Wolfgang Lehmacher and Mikael Lind on maritime informatics.

The Iran war has shown how precisely you can hit a target – and how little some of the maritime world can see of the blast wave across trade.

Missiles and drones around the Strait of Hormuz left several tankers damaged, seafarers dead and roughly 150 ships at anchor in and near the chokepoint, while hundreds more waited outside. Marine insurers cancelled war risk cover for parts of the Gulf, driving up costs and forcing operators and charterers to replan in an emergency. AIS data captured tankers and LNG carriers pausing or reversing course in the Gulf of Oman; within days, tanker traffic through Hormuz had “collapsed”, with multiple ships struck and widespread GPS and AIS interference reported across the wider area.

At the tactical level, this is a precision conflict. At the systemic level, it still looks like fog of war.

Many of those coping better with the shock are the actors with the clearest models. Analyses of ship movements suggest some operators are simulating alternative flows – via ship-to-ship hubs off the UAE, different loading patterns at Gulf export terminals, and revised onward schedules – while others rely on ad hoc diversions and last-minute changes. For the first group, disruption becomes a set of scenarios to explore. For the second, it remains a string of unpleasant surprises.

This is the emerging visibility divide: between actors who can simulate a sea lane, and those who can only react to it.

Ports already deploy digital twins that blend real-time ship movements, tidal and ocean data and historical patterns to improve voyage planning and port calls. Rotterdam and Singapore, for example, have trialled exchanging port-to-port timestamps along their green and digital corridor to optimise arrivals, cutting idle time, fuel burn and emissions. Terminal and network level twins model ship calls, crane deployment and yard flows, allowing operators to test changes and disruption scenarios in software before implementing them on the quay.

Extend that logic along a corridor, and you get a lane-level twin. Integrate AIS tracks, port calls, berth windows, inland capacity and customer commitments, and you can estimate the impact of diversions, skipped calls or port congestion, then adjust stowage, schedules and stocks accordingly. The effective ‘decision half-life’ of a closure can fall from weeks to days.
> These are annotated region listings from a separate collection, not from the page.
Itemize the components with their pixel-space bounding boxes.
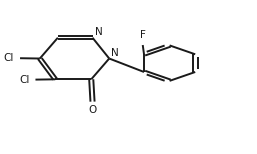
Text: Cl: Cl xyxy=(4,53,14,63)
Text: O: O xyxy=(88,105,97,116)
Text: N: N xyxy=(111,48,119,58)
Text: N: N xyxy=(95,27,102,37)
Text: F: F xyxy=(140,30,146,40)
Text: Cl: Cl xyxy=(19,75,30,85)
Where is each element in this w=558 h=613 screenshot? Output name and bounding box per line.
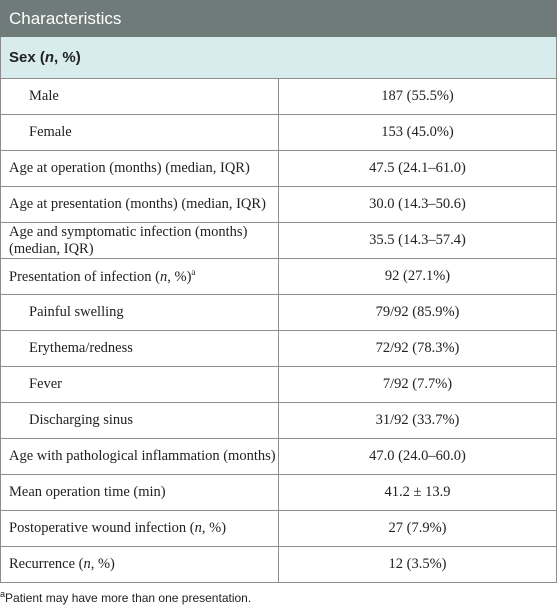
label-text: Recurrence ( (9, 556, 84, 572)
data-row: Erythema/redness 72/92 (78.3%) (0, 330, 557, 367)
value-cell: 47.0 (24.0–60.0) (278, 438, 557, 475)
label-text: Male (29, 88, 59, 104)
label-text: , %) (201, 520, 227, 536)
label-text: n (83, 556, 91, 572)
data-row: Age with pathological inflammation (mont… (0, 438, 557, 475)
value-cell: 41.2 ± 13.9 (278, 474, 557, 511)
data-row: Age at presentation (months) (median, IQ… (0, 186, 557, 223)
label-text: n (160, 268, 168, 285)
label-text: Mean operation time (min) (9, 484, 166, 500)
data-row: Discharging sinus 31/92 (33.7%) (0, 402, 557, 439)
characteristics-table: Characteristics Sex (n, %) Male 187 (55.5%… (0, 0, 557, 583)
data-row: Male 187 (55.5%) (0, 78, 557, 115)
label-cell: Mean operation time (min) (0, 474, 279, 511)
footnote: aPatient may have more than one presenta… (0, 589, 558, 605)
label-cell: Presentation of infection (n, %)a (0, 258, 279, 295)
value-cell: 31/92 (33.7%) (278, 402, 557, 439)
label-text: , %) (167, 268, 192, 285)
label-cell: Fever (0, 366, 279, 403)
label-text: n (194, 520, 202, 536)
data-row: Mean operation time (min) 41.2 ± 13.9 (0, 474, 557, 511)
label-cell: Age with pathological inflammation (mont… (0, 438, 279, 475)
data-row: Postoperative wound infection (n, %) 27 (… (0, 510, 557, 547)
label-text: Age and symptomatic infection (months) (… (9, 223, 248, 257)
label-cell: Erythema/redness (0, 330, 279, 367)
label-cell: Discharging sinus (0, 402, 279, 439)
data-row: Fever 7/92 (7.7%) (0, 366, 557, 403)
label-cell: Female (0, 114, 279, 151)
label-text: Female (29, 124, 72, 140)
value-cell: 153 (45.0%) (278, 114, 557, 151)
value-cell: 47.5 (24.1–61.0) (278, 150, 557, 187)
data-row: Age at operation (months) (median, IQR) 4… (0, 150, 557, 187)
label-cell: Male (0, 78, 279, 115)
footnote-mark: a (0, 589, 6, 599)
label-text: Erythema/redness (29, 340, 133, 356)
note-mark: a (191, 267, 196, 278)
data-row: Painful swelling 79/92 (85.9%) (0, 294, 557, 331)
value-cell: 92 (27.1%) (278, 258, 557, 295)
label-cell: Recurrence (n, %) (0, 546, 279, 583)
label-text: Fever (29, 376, 63, 392)
label-cell: Age at operation (months) (median, IQR) (0, 150, 279, 187)
value-cell: 30.0 (14.3–50.6) (278, 186, 557, 223)
header-cell: Characteristics (0, 0, 557, 37)
label-cell: Age at presentation (months) (median, IQ… (0, 186, 279, 223)
value-cell: 35.5 (14.3–57.4) (278, 222, 557, 259)
value-cell: 79/92 (85.9%) (278, 294, 557, 331)
label-cell: Age and symptomatic infection (months) (… (0, 222, 279, 259)
data-row: Presentation of infection (n, %)a 92 (27.… (0, 258, 557, 295)
label-text: , %) (54, 49, 81, 66)
label-text: Age at presentation (months) (median, IQ… (9, 196, 266, 212)
data-row: Recurrence (n, %) 12 (3.5%) (0, 546, 557, 583)
label-cell: Painful swelling (0, 294, 279, 331)
label-text: n (44, 49, 55, 66)
value-cell: 187 (55.5%) (278, 78, 557, 115)
label-text: , %) (90, 556, 115, 572)
data-row: Female 153 (45.0%) (0, 114, 557, 151)
value-cell: 7/92 (7.7%) (278, 366, 557, 403)
data-row: Age and symptomatic infection (months) (… (0, 222, 557, 259)
header-row: Characteristics (0, 0, 557, 37)
label-text: Painful swelling (29, 304, 124, 320)
label-text: Age at operation (months) (median, IQR) (9, 160, 250, 176)
footnote-text: Patient may have more than one presentat… (5, 591, 252, 605)
label-text: Postoperative wound infection ( (9, 520, 195, 536)
value-cell: 27 (7.9%) (278, 510, 557, 547)
label-text: Presentation of infection ( (9, 268, 160, 285)
label-cell: Postoperative wound infection (n, %) (0, 510, 279, 547)
label-text: Discharging sinus (29, 412, 134, 428)
label-cell: Sex (n, %) (0, 36, 557, 79)
group-row: Sex (n, %) (0, 36, 557, 79)
label-text: Age with pathological inflammation (mont… (9, 448, 276, 464)
value-cell: 72/92 (78.3%) (278, 330, 557, 367)
value-cell: 12 (3.5%) (278, 546, 557, 583)
label-text: Sex ( (9, 49, 45, 66)
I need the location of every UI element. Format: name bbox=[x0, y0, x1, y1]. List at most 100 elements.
But only a handful of carriers, platforms and data vendors operate sophisticated models of key corridors. Smaller owners, regional terminals and many forwarders and cargo interests, particularly in emerging markets, often lack both the data access and the tools to see beyond their own movements.

Maritime informatics defines how information systems can increase the efficiency, safety, ecological sustainability, agility and resilience of world shipping, and stresses the need for higher transparency, predictability and visibility. Its concept of information-sharing communities, such as the Virtual Watch Tower initiative, is simple but radical: situational awareness arises when many actors along the chains share small pieces of data under agreed standards and governance, rather than each building an isolated solution, tower or dashboard.

That is the design choice facing the sector. Sea lane twins can either evolve as proprietary black boxes, sold back to the rest of the chain as premium services, or as infrastructure: a shared sensing layer combining AIS-based nowcasting with basic operational data that others can build on. Competition would not disappear; there would still be room to differentiate on forecasting skill, optimisation algorithms, and customer-specific solutions. But in an era of precision strikes and weaponised chokepoints, the ability to see the system has become a precondition for resilience.